People were asked how much they valued two different dictionaries:
Dictionary A was published in 1993, had 10,000 entries, and was in "like new" condition.
Dictionary B was published in 1993, had 20,000 entries, and its condition was "cover torn, otherwise like new".
When shown the dictionary descriptions one by one, they valued A more highly — B's value was presumably diminished by the torn cover. But when shown the two dictionary descriptions at once (known as a "joint evaluation"), people valued B more highly (because it has many more entries than A).
This is a common problem: when we’re asked to evaluate something by itself, we sometimes form quick judgments about what we think is the “right” amount for some value. But when we’re given two options and asked to compare them, we put in more effort — and come to more logical conclusions.
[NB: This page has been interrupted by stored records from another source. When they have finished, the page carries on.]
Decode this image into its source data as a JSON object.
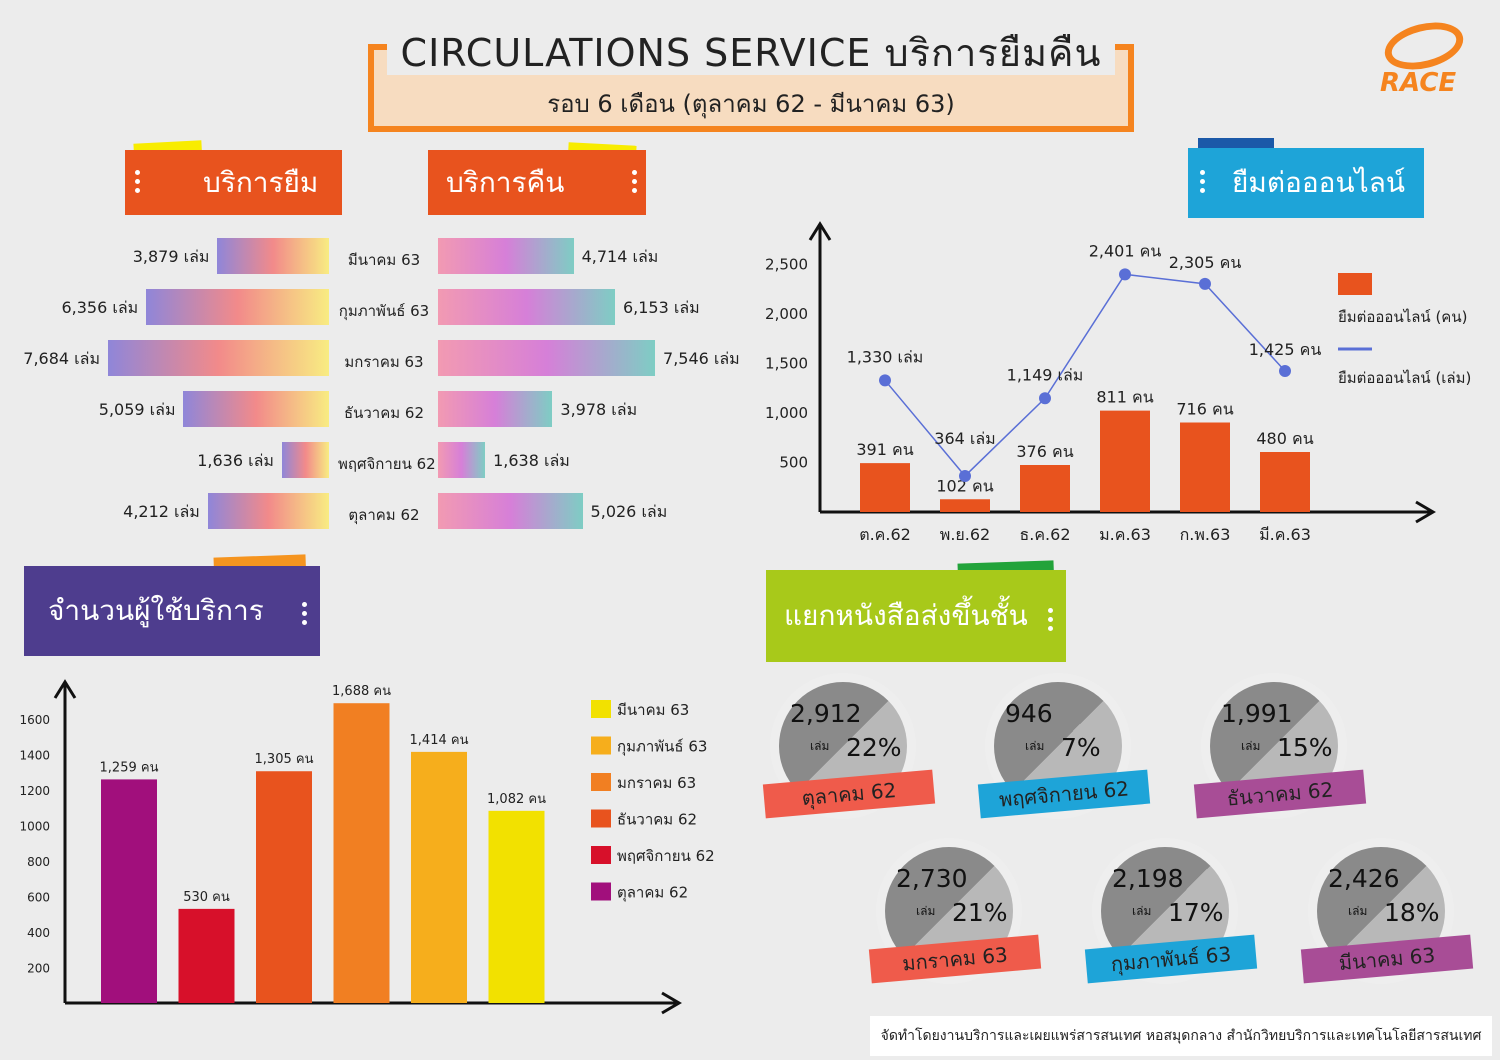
{
  "header": {
    "title": "CIRCULATIONS SERVICE บริการยืมคืน",
    "subtitle": "รอบ 6 เดือน (ตุลาคม 62 - มีนาคม 63)",
    "logo": "RACE"
  },
  "colors": {
    "orange": "#f5841f",
    "banner_orange": "#e8531e",
    "purple": "#4e3d8e",
    "blue": "#1ea4d8",
    "green": "#a8c91a"
  },
  "sections": {
    "borrow": "บริการยืม",
    "return": "บริการคืน",
    "online": "ยืมต่อออนไลน์",
    "users": "จำนวนผู้ใช้บริการ",
    "shelving": "แยกหนังสือส่งขึ้นชั้น"
  },
  "footer": "จัดทำโดยงานบริการและเผยแพร่สารสนเทศ หอสมุดกลาง สำนักวิทยบริการและเทคโนโลยีสารสนเทศ",
  "chart_data": [
    {
      "type": "bar",
      "orientation": "horizontal",
      "categories": [
        "มีนาคม 63",
        "กุมภาพันธ์ 63",
        "มกราคม 63",
        "ธันวาคม 62",
        "พฤศจิกายน 62",
        "ตุลาคม 62"
      ],
      "series": [
        {
          "name": "บริการยืม",
          "values": [
            3879,
            6356,
            7684,
            5059,
            1636,
            4212
          ],
          "labels": [
            "3,879 เล่ม",
            "6,356 เล่ม",
            "7,684 เล่ม",
            "5,059 เล่ม",
            "1,636 เล่ม",
            "4,212 เล่ม"
          ]
        },
        {
          "name": "บริการคืน",
          "values": [
            4714,
            6153,
            7546,
            3978,
            1638,
            5026
          ],
          "labels": [
            "4,714 เล่ม",
            "6,153 เล่ม",
            "7,546 เล่ม",
            "3,978 เล่ม",
            "1,638 เล่ม",
            "5,026 เล่ม"
          ]
        }
      ]
    },
    {
      "type": "bar",
      "categories": [
        "ต.ค.62",
        "พ.ย.62",
        "ธ.ค.62",
        "ม.ค.63",
        "ก.พ.63",
        "มี.ค.63"
      ],
      "yticks": [
        "500",
        "1,000",
        "1,500",
        "2,000",
        "2,500"
      ],
      "ylim": [
        0,
        2950
      ],
      "legend": "right",
      "series": [
        {
          "name": "ยืมต่อออนไลน์ (คน)",
          "type": "bar",
          "values": [
            391,
            102,
            376,
            811,
            716,
            480
          ],
          "labels": [
            "391 คน",
            "102 คน",
            "376 คน",
            "811 คน",
            "716 คน",
            "480 คน"
          ],
          "color": "#e8531e"
        },
        {
          "name": "ยืมต่อออนไลน์ (เล่ม)",
          "type": "line",
          "values": [
            1330,
            364,
            1149,
            2401,
            2305,
            1425
          ],
          "labels": [
            "1,330 เล่ม",
            "364 เล่ม",
            "1,149 เล่ม",
            "2,401 คน",
            "2,305 คน",
            "1,425 คน"
          ],
          "color": "#5a6fd6"
        }
      ]
    },
    {
      "type": "bar",
      "categories": [
        "ตุลาคม 62",
        "พฤศจิกายน 62",
        "ธันวาคม 62",
        "มกราคม 63",
        "กุมภาพันธ์ 63",
        "มีนาคม 63"
      ],
      "values": [
        1259,
        530,
        1305,
        1688,
        1414,
        1082
      ],
      "labels": [
        "1,259 คน",
        "530 คน",
        "1,305 คน",
        "1,688 คน",
        "1,414 คน",
        "1,082 คน"
      ],
      "colors": [
        "#a10f7c",
        "#d7102a",
        "#e8531e",
        "#f17f22",
        "#f6ae1c",
        "#f2e100"
      ],
      "yticks": [
        "200",
        "400",
        "600",
        "800",
        "1000",
        "1200",
        "1400",
        "1600"
      ],
      "ylim": [
        0,
        1830
      ],
      "legend": "right",
      "legend_items": [
        {
          "label": "มีนาคม 63",
          "color": "#f2e100"
        },
        {
          "label": "กุมภาพันธ์ 63",
          "color": "#f6ae1c"
        },
        {
          "label": "มกราคม 63",
          "color": "#f17f22"
        },
        {
          "label": "ธันวาคม 62",
          "color": "#e8531e"
        },
        {
          "label": "พฤศจิกายน 62",
          "color": "#d7102a"
        },
        {
          "label": "ตุลาคม 62",
          "color": "#a10f7c"
        }
      ]
    },
    {
      "type": "pie",
      "items": [
        {
          "month": "ตุลาคม 62",
          "count": "2,912",
          "unit": "เล่ม",
          "percent": "22%",
          "color": "#ef5b4b"
        },
        {
          "month": "พฤศจิกายน 62",
          "count": "946",
          "unit": "เล่ม",
          "percent": "7%",
          "color": "#1ea4d8"
        },
        {
          "month": "ธันวาคม 62",
          "count": "1,991",
          "unit": "เล่ม",
          "percent": "15%",
          "color": "#a84d96"
        },
        {
          "month": "มกราคม 63",
          "count": "2,730",
          "unit": "เล่ม",
          "percent": "21%",
          "color": "#ef5b4b"
        },
        {
          "month": "กุมภาพันธ์ 63",
          "count": "2,198",
          "unit": "เล่ม",
          "percent": "17%",
          "color": "#1ea4d8"
        },
        {
          "month": "มีนาคม 63",
          "count": "2,426",
          "unit": "เล่ม",
          "percent": "18%",
          "color": "#a84d96"
        }
      ]
    }
  ]
}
This is a problem for philanthropy because we often consider donating in a single evaluation setting — we're making a decision whether or not to donate to Charity X, rather than thinking about whether we should donate to Charity X or Charity Y. This reliance on single evaluations might lead to bad decisions about where to donate.
Given that money is finite, and we only have so much to give, each time we’re donating we are implicitly not donating to all the other options out there. So to make sure that we’re giving effectively, we should try to do joint evaluations whenever possible, reminding ourselves of the many alternative philanthropic opportunities that exist. Organisations like GiveWell have developed sophisticated methods for doing this, which allow them to compare effectiveness across causes (e.g. comparing an increase in wages to a decrease in disease prevalence).
While the suggestions we've looked at might be handy, they're not foolproof. Kahneman has spent decades studying various cognitive biases, and is more aware of them than most people. And yet even he says "my intuitive thinking is just as prone to overconfidence, extreme predictions, and the planning fallacy as it was before I made a study of these issues." Overcoming the biases turns out to be really difficult.
But don't despair. When it comes to philanthropic giving, there's one easy solution: outsource your decision making to the experts. Some organisations, like GiveWell, Animal Charity Evaluators, or Founders Pledge, might be less bias-prone because they can spend more time evaluating charities, oftentimes in far more detail than a single person could reasonably do. They can dedicate time to do thorough research, which they use to develop models like cost-effectiveness analyses.
What's more, Kahneman says that "organisations are better than individuals when it comes to avoiding errors, because they naturally think more slowly and have the power to impose orderly procedures". If you want to make sure your money does as much good as possible, your intuitions may get in the way. That’s normal. But letting a dedicated and well-staffed organisation decide how to give might mean your donations are going to go even further than if you did all the research yourself.